Plastic pollution has an impact on the size of penises and the growing infertility of couples.
- Shanna Swan, an epidemiologist and professor at Mount Sinai Hospital in New York City, says newborn penises are getting smaller because of plastic pollution.
- Plastic pollution disrupts hormones.
Newborn penises are getting smaller and smaller due to plastic pollution, decreasing male fertility. This is the thesis of Shanna Swan, epidemiologist and professor at Mount Sinai Hospital in New York, who has just published the book Count Down.
Bisphenol A and phthalates
“Hormone-altering chemicals, which include phthalates and bisphenol A, have become ubiquitous in modern life…And they began to be produced in increasing numbers after 1950, when sperm count and fertility took a turn for the worse. started to decline, writes the scientist on Twitter.
“Overall reproductive problems in men are increasing by about 1% per year in Western countries…why does this not outrage anyone?”, she wonders. If exposure to these chemicals continues in the same proportions, more than half of men will no longer be able to produce viable sperm in 2045, again according to the epidemiologist.

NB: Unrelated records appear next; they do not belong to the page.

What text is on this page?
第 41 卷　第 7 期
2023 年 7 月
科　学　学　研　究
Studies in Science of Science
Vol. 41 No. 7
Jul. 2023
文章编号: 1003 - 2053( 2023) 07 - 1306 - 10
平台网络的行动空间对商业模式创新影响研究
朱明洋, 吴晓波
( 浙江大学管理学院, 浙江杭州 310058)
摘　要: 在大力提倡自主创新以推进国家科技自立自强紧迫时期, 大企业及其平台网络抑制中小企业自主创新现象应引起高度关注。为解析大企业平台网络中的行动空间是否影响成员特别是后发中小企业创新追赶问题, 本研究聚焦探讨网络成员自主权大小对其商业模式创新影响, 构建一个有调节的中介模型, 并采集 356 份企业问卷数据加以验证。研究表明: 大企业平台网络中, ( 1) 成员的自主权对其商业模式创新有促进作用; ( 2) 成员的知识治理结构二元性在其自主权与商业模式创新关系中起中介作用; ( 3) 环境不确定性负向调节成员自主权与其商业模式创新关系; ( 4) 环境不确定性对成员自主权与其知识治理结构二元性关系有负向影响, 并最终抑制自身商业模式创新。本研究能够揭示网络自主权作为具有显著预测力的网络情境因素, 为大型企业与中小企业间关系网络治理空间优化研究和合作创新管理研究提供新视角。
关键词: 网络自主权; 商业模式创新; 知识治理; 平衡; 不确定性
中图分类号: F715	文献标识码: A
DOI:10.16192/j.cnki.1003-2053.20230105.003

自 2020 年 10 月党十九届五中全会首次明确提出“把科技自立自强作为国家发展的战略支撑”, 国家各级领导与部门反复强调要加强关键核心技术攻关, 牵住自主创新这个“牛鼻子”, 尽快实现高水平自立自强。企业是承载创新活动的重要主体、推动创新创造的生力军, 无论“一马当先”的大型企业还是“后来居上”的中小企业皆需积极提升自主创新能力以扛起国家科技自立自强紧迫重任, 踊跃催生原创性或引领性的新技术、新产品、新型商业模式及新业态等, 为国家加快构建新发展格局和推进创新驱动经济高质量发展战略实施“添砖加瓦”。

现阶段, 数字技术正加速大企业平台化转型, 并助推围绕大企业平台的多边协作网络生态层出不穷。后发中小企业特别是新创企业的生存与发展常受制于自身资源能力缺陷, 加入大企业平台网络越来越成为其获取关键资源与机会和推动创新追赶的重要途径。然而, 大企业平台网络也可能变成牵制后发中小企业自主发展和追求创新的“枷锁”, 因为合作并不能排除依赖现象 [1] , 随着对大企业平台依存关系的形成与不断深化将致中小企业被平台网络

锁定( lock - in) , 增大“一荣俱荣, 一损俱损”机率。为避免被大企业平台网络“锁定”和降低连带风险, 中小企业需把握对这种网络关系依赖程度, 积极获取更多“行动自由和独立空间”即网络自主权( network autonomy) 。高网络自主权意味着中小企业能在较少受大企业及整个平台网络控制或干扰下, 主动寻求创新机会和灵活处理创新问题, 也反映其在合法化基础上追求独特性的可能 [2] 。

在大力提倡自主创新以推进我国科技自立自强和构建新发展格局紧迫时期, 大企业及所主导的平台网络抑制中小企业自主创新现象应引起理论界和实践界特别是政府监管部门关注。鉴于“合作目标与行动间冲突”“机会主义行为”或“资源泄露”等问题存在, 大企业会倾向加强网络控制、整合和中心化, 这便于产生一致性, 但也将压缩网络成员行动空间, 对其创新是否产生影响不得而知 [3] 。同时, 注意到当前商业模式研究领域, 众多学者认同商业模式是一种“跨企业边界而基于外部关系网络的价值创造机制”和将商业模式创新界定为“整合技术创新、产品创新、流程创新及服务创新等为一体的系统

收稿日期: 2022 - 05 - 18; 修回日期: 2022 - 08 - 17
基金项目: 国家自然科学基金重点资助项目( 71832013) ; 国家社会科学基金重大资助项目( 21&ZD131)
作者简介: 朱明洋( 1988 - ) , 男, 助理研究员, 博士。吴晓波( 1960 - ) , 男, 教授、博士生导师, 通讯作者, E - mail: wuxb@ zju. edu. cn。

One in four couples are infertile
In France, one in four couples fails to achieve pregnancy after 12 months of trying. The quality of French sperm has been declining for years. “According to our study conducted among donors between 1973 and 2000, the number of spermatozoa per milliliter has increased from 80 to 40 million in thirty years. This means that in the general population, this figure is surely lower because donors , them, until 2015, had to be already fathers to be able to offer their sperm”, explains in Le Parisien Professor Jean-Philippe Wolf, head of the reproductive biology department at Cochin Hospital (Paris XIV).